Comme d’habitude, vous pourrez découvrir le prologue de L’oracle et l’étoile plus bas 👇, mais avant ça je vais vous parler des mois à venir.

Tout d’abord, le projet des Mystères a pris un peu de retard car l’écriture d’un roman d’espionnage steampunk pour les éditions Bragelonne est passé par là. Si tout se passe bien le Grand Jeu (c’est le titre de ce roman) sortira au premier trimestre 2021. Dans les prochains jours, je vais m’attaquer à ma deuxième incursion dans le Paris des merveilles de Pierre Pevel puis je conclurai la saison 2 des Mystères de Kioshe avec un épisode qui promet d’être épique. Comme vous le voyez, l’actualité des 3 premiers mois de 2021 va être riche.

À très bientôt, et encore une fois merci de suivre mes aventures en écriture.

L’oracle et l’étoile, le 9ème épisode des Mystères de Kioshe

Couverture de l'oracle et l'étoile

Le carillon d’un beffroi égrena le signal de la troisième heure d’Aliscande. Borlach déploya sa carcasse et regarda le ciel virer à l’or à travers les fenestrons qui peinaient à éclairer sa loge. Encore une journée morne. Depuis la seconde disgrâce de Mortevue, plus personne n’empruntait la discrète poterne dont il avait la garde. Le vieux gardien jeta un châle élimé sur ses épaules et sortit en clopinant. Il était l’heure de sceller le passage et, pour lui, de se rendre à son rendez-vous quotidien. Borlach se plia en deux pour passer à travers l’ouverture percée dans l’enceinte et se retrouva dans la venelle qui bordait le mur de la Maison des curiosités. Le sable, omniprésent depuis la tempête surnaturelle qui avait balayé Kioshe, s’amoncelait au pied des murs et gêna la fermeture du battant. Borlach vérifia qu’il était seul et enfonça une série de pierres mobiles dans le linteau sculpté de la porte. Celle-ci se fondit dans les moellons qui l’entouraient et disparut.

Le quartier des mille échoppes baignait dans une atmosphère en demi-teintes.

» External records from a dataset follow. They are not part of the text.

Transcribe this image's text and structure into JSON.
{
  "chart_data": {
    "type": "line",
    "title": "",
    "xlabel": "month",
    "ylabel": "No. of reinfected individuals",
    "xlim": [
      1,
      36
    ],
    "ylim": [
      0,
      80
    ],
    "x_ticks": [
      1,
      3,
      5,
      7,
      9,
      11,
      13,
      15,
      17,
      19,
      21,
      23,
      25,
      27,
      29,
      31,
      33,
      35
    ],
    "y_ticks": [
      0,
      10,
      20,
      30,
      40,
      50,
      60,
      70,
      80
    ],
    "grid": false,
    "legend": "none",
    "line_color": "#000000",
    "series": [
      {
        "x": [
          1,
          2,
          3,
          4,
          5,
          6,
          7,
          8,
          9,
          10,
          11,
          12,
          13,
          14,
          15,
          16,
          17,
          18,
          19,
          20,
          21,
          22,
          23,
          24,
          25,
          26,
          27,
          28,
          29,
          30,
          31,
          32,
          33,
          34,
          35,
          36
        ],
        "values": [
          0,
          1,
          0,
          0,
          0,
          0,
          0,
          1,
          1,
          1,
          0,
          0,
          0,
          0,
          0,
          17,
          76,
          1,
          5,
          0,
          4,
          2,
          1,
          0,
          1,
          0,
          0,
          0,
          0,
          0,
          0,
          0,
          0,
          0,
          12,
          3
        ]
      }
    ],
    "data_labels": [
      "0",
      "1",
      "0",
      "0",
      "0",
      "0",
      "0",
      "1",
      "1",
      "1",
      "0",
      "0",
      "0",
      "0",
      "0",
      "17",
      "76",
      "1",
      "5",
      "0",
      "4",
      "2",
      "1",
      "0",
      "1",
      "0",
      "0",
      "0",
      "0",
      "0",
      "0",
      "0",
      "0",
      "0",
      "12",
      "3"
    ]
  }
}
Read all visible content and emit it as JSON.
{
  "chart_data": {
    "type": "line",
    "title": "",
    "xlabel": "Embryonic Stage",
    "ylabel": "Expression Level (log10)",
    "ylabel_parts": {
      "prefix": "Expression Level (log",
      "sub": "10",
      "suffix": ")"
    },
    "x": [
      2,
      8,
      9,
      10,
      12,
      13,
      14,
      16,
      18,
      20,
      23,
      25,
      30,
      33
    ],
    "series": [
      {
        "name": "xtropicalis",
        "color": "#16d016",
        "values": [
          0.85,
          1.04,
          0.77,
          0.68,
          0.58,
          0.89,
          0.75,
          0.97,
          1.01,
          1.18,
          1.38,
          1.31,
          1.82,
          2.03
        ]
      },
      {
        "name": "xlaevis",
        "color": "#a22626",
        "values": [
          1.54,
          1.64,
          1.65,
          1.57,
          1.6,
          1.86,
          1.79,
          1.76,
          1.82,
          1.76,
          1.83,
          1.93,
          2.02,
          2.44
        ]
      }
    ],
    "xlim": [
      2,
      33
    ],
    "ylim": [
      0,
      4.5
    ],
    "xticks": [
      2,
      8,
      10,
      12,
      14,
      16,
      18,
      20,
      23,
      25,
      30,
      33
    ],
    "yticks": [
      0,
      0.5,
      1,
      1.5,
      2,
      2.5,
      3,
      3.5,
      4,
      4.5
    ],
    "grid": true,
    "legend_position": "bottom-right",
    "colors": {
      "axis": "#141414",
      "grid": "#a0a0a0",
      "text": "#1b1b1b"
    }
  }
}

La cacophonie industrieuse de la journée avait cessé. Les boutiques fermaient, des volets de bois claquaient sur les étals que l’on rentrait. Des portefaix attardés se hâtaient en ployant sous leur charge. Les commerçants balayaient devant leur boutique, rejetant dans la rue le sable qui s’y était insinué tout le jour durant. Quelques passemorts opportunément reconvertis passaient avec une charrette pour offrir de l’emporter contre une poignée d’ékels. Borlach contourna la paroi fumante d’un ruchier, franchit une rue déserte où un apprenti en galoches manqua de le bousculer dans sa course, et déboucha sur le Cours des caravanes où il fut happé par le brouhaha. Le Cours ne dormait jamais. De jour comme de nuit, les caravanes montaient des portes pour y déverser un flot continu de marchandises qui s’échangeaient à la criée à grand renfort de harangues et railleries. Borlach observa un moment le va-et-vient des marchands, des charrettes à bras, des obaks au long cou. Il avait beau dominer largement la cohue, son boitement le poussait à la prudence. Il guetta un espace, traversa d’une traite et alla chercher refuge dans le lacis de ruelles du Fond.

La vie nocturne s’y était déjà déployée avec son cortège de rabatteuses, de saltimbanques et d’individus louches. Borlach s’arrêta près d’une cuisine nichée sous des passerelles menant vers les hauteurs du quartier et y acheta une jatte de légumes cuits aux épices dont l’odeur poivrée lui fit monter la salive aux crocs. Un peu plus loin, un grand dôme aveugle se trouvait enclos dans l’architecture fantaisiste du Fond, envahi de cabanes précaires et d’échelles à se rompre le cou. Borlach alla jusqu’à l’entrée du bâtiment, une simple ouverture en arcade qui s’enfonçait dans l’obscurité. Il tapa ses semelles contre les montants du seuil pour les débarrasser de la poussière qui les poudrait et, ce faisant, posa sa main libre sur la paroi de terre battue. La sourde vibration qui l’animait lui procura la sensation de retrouver son foyer.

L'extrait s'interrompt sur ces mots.